Graffiti is on the train. These are cables. Background there are houses with windows.
Graffiti is on the train. These are cables. Background there are houses with windows.

Government Stands By CRTC's Mandatory Fibre Network Access Decision

Industry Minister Mélanie Joly has confirmed that the government will uphold a CRTC decision mandating wholesale access to fibre networks. This ruling, which allows smaller providers access to the 'last mile' Internet connections of Bell, Rogers, and Telus in Ontario and Quebec, is now facing legal challenges and raising crucial questions about competition and investment in the telecom sector.

The CRTC's decision, intended to foster competition, has sparked debate. Three key questions have emerged: Should access be restricted to smaller, independent providers? Would granting Telus mandated access benefit or hinder competition? What impact will this have on network investment decisions?

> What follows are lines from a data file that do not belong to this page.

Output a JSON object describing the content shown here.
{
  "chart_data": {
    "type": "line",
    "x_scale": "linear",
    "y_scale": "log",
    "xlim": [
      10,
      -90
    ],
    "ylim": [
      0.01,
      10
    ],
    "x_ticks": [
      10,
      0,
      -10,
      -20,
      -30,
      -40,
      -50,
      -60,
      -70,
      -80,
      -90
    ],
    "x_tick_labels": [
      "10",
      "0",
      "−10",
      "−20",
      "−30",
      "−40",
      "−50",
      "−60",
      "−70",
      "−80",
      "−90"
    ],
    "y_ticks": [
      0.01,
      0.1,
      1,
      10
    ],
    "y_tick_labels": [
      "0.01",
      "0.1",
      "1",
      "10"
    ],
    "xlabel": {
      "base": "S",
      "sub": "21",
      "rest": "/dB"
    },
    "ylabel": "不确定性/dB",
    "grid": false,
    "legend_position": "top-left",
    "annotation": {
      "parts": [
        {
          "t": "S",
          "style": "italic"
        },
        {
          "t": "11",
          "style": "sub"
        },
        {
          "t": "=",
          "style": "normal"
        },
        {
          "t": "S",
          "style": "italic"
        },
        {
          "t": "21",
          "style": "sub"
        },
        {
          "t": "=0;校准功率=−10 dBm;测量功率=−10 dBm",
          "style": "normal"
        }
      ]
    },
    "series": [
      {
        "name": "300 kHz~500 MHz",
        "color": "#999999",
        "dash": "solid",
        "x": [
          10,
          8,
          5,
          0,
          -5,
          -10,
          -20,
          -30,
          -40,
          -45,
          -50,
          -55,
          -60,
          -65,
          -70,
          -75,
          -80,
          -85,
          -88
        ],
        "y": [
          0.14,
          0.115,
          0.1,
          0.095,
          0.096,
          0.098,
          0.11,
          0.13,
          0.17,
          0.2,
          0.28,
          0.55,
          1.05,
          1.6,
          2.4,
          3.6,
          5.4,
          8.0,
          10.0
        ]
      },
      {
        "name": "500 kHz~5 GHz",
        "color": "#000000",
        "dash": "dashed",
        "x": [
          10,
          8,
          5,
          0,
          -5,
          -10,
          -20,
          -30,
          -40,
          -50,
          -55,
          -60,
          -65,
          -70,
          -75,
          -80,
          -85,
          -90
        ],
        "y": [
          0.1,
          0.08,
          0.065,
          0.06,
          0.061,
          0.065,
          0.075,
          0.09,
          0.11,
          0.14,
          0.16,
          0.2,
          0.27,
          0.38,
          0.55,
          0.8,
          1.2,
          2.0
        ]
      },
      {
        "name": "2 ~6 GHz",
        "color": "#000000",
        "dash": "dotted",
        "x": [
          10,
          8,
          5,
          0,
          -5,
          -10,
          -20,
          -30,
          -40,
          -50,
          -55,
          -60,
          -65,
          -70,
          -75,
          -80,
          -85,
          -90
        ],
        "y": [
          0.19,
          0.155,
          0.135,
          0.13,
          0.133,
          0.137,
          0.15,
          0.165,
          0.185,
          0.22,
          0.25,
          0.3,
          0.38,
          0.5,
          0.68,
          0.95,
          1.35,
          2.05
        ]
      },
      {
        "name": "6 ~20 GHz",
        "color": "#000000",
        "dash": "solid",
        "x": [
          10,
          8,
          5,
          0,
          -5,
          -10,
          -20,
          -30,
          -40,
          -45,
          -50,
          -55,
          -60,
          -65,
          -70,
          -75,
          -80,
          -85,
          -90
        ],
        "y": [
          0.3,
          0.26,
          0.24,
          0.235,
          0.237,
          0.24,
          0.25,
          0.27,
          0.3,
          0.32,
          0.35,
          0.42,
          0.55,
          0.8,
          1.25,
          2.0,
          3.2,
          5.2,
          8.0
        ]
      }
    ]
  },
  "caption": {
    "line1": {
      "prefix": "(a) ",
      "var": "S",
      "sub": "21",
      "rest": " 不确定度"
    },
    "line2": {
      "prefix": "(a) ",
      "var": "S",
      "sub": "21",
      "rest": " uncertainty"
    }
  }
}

Bell and Rogers contend that granting wholesale access could decrease their potential investment returns. However, the Competition Bureau submission suggests that granting access in new markets might stimulate competition.

The government's decision to maintain the CRTC's ruling on fibre network access has been met with protests from major telecom operators like Bell Canada, Rogers Communications, and Telus. As the policy faces legal challenges and raises significant questions about competition and investment, the future of Canada's telecom landscape remains uncertain.